Abstract 17900: Sarcomere Gene Mutations in Left Ventricular Noncompaction
Introduction: Left ventricular noncompaction (LVNC) is a primary cardiomyopathy with heterogeneous genetic origins, however, the genetic basis of disease in a large proportion of patients with LVNC is still unresolved. We evaluated the potential clinical impact of genetic analysis of sarcomere genes in patients with LVNC.
Methods: We investigated 93 Japanese LVNC patients, including 23 familial cases, for mutations of genes encoded sarcomeric proteins including myosin binding protein C (MYBPC3), β-myosin heavy chain (MYH7), α-tropomyosin (TPM1), cardiac troponin T (TNNT2), α-cardiac actin (ACTC) and cardiac troponin I (TNNI3). Of these 49 were infants and 44 were juvenile cases.

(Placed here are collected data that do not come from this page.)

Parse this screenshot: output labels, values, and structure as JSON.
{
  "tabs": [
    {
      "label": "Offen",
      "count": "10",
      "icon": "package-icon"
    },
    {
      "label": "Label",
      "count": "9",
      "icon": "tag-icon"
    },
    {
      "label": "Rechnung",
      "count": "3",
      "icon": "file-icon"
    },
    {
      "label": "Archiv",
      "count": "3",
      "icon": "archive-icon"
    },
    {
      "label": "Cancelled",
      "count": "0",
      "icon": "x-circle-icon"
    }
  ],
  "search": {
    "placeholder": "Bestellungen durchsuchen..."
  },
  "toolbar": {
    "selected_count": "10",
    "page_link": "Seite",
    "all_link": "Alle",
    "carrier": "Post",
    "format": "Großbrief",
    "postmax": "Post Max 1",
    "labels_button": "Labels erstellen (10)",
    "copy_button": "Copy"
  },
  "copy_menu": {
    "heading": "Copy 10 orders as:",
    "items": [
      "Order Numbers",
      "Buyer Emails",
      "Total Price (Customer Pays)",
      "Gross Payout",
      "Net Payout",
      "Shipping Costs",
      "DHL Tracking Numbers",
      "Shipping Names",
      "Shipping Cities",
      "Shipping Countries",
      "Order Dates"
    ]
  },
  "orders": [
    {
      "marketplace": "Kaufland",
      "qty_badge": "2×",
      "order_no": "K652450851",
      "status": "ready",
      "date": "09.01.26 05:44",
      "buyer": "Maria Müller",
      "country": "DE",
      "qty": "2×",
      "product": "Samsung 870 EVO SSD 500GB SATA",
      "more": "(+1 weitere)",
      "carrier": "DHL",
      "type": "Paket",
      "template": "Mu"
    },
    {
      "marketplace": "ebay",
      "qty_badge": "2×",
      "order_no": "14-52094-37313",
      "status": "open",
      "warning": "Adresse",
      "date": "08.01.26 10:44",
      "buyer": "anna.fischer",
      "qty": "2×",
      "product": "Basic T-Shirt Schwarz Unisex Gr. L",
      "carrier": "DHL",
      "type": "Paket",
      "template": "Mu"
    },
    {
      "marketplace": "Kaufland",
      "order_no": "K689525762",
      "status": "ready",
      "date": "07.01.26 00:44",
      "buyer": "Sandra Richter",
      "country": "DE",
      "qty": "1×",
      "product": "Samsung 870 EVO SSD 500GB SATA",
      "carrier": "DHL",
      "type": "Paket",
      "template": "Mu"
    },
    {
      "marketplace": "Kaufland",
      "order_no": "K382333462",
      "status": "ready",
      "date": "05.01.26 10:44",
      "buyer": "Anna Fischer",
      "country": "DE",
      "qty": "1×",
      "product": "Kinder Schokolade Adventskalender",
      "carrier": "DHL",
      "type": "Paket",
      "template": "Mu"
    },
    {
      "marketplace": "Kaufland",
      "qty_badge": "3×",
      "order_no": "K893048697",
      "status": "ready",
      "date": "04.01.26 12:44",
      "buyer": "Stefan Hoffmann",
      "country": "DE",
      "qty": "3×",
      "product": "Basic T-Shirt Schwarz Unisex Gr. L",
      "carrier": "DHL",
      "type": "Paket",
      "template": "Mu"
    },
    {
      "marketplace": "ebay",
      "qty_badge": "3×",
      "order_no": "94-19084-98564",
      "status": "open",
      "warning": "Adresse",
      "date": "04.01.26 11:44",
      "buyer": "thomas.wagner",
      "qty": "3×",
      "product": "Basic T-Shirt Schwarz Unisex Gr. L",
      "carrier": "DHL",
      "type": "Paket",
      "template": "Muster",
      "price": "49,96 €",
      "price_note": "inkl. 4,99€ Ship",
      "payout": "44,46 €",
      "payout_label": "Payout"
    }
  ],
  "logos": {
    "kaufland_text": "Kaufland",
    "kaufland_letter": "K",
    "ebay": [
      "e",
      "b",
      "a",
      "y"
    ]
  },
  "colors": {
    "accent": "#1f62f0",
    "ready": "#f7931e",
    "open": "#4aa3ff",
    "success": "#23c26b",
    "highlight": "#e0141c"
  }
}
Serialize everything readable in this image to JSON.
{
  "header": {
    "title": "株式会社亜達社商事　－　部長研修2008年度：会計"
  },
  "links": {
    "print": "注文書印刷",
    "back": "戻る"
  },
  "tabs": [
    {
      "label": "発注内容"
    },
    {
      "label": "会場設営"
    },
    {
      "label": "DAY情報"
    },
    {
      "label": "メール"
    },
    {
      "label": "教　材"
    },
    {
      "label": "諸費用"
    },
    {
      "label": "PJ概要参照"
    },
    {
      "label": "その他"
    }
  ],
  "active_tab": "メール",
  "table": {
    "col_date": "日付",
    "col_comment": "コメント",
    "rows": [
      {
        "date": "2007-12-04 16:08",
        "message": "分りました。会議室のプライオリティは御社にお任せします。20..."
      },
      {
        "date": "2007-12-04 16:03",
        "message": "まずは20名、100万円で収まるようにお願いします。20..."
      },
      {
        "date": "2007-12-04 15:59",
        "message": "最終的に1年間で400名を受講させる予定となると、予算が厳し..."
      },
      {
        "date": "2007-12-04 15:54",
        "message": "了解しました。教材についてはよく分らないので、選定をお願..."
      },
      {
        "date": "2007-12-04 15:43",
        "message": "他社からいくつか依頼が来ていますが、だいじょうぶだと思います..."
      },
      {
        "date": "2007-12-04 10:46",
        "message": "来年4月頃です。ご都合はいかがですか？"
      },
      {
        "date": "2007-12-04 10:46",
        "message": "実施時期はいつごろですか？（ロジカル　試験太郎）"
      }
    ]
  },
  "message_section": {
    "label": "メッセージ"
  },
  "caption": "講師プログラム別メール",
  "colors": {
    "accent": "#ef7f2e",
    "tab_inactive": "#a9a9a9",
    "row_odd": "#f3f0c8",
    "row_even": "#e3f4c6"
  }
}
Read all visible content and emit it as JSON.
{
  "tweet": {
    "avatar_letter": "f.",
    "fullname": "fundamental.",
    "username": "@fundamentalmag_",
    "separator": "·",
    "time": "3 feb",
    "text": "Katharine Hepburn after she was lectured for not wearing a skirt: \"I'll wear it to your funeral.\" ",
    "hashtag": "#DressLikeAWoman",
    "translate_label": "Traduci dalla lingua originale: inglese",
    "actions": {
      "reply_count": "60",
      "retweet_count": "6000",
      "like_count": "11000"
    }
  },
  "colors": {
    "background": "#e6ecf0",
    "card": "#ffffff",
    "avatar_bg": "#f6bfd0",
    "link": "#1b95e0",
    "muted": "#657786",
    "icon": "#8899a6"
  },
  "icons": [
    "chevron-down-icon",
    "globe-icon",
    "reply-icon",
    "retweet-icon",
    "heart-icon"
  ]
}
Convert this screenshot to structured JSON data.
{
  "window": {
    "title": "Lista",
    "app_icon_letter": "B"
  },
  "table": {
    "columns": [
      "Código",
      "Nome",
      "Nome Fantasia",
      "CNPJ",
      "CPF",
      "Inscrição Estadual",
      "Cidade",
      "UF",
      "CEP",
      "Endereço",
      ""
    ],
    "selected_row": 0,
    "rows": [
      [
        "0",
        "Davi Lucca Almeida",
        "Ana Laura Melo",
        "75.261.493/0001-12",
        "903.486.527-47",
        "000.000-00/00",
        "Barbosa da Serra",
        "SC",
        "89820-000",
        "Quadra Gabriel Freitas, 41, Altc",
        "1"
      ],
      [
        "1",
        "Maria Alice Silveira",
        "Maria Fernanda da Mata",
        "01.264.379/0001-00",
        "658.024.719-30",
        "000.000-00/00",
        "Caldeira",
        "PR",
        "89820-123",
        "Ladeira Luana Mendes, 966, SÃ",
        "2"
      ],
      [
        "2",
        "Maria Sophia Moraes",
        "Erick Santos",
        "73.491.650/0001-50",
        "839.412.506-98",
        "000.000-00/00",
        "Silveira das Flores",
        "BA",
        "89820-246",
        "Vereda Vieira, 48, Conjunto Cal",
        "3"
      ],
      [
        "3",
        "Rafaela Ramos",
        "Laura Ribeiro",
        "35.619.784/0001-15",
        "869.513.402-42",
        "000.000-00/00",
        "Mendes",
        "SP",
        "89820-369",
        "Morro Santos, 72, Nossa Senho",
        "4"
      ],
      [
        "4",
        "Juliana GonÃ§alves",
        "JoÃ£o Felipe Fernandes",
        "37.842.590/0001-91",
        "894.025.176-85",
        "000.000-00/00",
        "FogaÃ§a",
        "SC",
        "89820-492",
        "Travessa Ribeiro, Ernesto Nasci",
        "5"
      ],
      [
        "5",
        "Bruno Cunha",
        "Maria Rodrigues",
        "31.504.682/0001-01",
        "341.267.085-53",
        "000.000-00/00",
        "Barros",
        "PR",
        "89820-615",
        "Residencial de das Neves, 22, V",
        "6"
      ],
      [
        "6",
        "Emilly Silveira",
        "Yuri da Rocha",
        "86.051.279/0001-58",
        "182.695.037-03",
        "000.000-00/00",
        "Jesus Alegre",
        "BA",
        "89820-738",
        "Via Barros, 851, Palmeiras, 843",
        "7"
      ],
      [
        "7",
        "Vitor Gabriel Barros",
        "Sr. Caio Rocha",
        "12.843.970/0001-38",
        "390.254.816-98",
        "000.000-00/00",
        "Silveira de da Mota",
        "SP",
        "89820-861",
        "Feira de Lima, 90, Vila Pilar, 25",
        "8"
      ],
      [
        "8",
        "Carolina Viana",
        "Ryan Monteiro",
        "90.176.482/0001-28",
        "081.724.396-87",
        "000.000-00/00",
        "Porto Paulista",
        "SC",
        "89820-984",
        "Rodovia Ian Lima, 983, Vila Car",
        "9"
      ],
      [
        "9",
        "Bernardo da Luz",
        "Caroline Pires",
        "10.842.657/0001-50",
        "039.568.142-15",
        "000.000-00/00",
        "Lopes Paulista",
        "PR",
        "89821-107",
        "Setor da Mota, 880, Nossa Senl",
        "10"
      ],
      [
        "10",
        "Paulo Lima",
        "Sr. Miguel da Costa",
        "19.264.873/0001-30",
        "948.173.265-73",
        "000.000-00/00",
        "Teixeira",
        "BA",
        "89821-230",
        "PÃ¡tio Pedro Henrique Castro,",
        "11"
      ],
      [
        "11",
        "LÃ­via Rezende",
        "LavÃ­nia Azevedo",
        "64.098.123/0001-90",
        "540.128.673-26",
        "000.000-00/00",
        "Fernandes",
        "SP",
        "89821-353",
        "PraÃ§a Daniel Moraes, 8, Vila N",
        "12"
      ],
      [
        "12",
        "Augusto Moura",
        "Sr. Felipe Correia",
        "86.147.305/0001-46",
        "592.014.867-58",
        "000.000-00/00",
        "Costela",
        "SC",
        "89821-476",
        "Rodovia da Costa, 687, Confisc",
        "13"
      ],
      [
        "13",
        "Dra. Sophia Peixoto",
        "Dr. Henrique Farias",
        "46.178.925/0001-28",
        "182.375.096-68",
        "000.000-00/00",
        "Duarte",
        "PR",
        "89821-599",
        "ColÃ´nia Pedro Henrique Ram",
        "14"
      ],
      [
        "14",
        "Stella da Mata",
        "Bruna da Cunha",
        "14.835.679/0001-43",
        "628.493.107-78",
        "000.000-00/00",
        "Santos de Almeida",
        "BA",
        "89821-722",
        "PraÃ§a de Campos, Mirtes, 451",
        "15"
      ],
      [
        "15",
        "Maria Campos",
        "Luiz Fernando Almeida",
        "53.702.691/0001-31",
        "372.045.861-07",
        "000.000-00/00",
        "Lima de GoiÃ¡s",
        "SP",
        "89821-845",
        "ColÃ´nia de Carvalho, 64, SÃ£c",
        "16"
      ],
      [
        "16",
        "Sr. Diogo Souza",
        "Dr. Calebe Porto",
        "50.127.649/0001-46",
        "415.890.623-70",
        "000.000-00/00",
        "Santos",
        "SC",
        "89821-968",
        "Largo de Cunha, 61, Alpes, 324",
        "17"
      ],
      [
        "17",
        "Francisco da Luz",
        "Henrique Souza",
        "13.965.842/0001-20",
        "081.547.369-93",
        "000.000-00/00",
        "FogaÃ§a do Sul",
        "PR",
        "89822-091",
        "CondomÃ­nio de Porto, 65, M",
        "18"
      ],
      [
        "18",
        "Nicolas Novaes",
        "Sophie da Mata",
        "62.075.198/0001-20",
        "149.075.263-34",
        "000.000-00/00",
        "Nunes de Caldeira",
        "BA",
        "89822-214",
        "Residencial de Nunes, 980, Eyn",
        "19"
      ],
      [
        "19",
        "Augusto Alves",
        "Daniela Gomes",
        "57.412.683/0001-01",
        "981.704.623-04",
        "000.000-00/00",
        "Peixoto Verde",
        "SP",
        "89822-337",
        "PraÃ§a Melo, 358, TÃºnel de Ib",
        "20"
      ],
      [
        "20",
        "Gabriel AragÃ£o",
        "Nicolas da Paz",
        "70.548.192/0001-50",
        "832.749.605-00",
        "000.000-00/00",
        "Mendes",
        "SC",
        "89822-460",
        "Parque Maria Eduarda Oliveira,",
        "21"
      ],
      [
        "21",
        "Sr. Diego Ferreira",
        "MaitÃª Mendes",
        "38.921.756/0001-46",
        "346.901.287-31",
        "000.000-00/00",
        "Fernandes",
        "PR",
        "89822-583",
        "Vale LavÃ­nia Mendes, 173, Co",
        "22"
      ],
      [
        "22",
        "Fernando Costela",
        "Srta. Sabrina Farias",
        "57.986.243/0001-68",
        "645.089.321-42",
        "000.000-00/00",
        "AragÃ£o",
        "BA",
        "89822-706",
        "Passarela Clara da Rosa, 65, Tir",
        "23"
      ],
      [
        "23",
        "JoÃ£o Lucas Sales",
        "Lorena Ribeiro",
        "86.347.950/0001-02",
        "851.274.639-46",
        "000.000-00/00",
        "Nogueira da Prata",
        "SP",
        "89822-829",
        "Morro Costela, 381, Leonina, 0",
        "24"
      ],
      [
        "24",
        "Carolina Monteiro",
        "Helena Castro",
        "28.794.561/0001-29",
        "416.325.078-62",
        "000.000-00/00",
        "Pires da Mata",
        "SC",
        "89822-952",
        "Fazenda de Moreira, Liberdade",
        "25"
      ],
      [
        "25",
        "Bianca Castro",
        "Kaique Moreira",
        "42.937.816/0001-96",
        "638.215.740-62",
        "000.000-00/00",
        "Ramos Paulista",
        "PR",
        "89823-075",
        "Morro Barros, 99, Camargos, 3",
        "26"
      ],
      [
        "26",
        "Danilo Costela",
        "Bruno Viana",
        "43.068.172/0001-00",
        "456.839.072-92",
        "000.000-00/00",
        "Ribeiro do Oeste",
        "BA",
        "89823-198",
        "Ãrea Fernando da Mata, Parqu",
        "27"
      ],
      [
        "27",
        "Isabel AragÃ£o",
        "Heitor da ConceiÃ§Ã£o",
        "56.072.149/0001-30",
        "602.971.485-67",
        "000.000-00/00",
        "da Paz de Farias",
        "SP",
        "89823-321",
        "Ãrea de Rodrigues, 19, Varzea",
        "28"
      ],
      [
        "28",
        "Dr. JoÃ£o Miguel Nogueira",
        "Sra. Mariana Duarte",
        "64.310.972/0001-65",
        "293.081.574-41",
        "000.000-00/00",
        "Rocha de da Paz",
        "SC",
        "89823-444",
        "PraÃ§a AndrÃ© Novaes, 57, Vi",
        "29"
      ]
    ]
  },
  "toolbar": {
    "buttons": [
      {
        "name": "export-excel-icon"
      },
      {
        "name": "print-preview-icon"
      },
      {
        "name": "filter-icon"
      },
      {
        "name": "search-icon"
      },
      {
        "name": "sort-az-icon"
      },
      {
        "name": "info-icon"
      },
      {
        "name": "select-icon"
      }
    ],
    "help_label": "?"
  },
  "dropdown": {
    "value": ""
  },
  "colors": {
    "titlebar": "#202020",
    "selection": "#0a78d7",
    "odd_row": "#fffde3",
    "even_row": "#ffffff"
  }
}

Results: We identified 28 sarcomeric gene mutations in 32 patients (34%) including 17 infants and 15 juvenile cases . These mutations were distributed among 5 genes, 12 in MYH7 and 9 in MYBPC3, 3 in TPM1, 2 in TNNT2, and 2 in ACTC1. Nineteen (68%) of the mutations were novel, affected conserved amino acid residues and were predicted to alter the structure of the proteins by in silico analysis. MYH7 and MYBPC3were the most prevalent disease genes and accounted for 81% of cases with mutation. Of note, 2 infants and 2 juvenile cases were compound or double heterozygous for 2 different mutations, and showed the most severe phenotype. Although most of the infants had clinical signs or symptoms of heart failure at initial presentation (88%), the majorities of juvenile cases were asymptomatic and identified only when screened for cardiac abnormalities, such as ECG screening (57%). Comparing sarcomere mutation-positive and mutation-negative LVNC probands showed no significant differences with respect to clinical characteristics at baseline and mortality during follow up both in infants and juvenile cases.
Conclusions: Mutations in sarcomere genes account for a significant proportion of patients with LVNC both in infants and juvenile cases. High incidence of novel mutations supports the concept that LVNC is part of a diverse spectrum of cardiac morphologies triggered by sarcomere protein gene defects.
Author Disclosures: A. Takasaki: None. Y. Hata: None. K. Hirono: None. N. Hideyuki: None. K. Ibuki: None. S. Ozawa: None. N. Yoshimura: None. N. Nishida: None. F. Ichida: None.
- © 2014 by American Heart Association, Inc.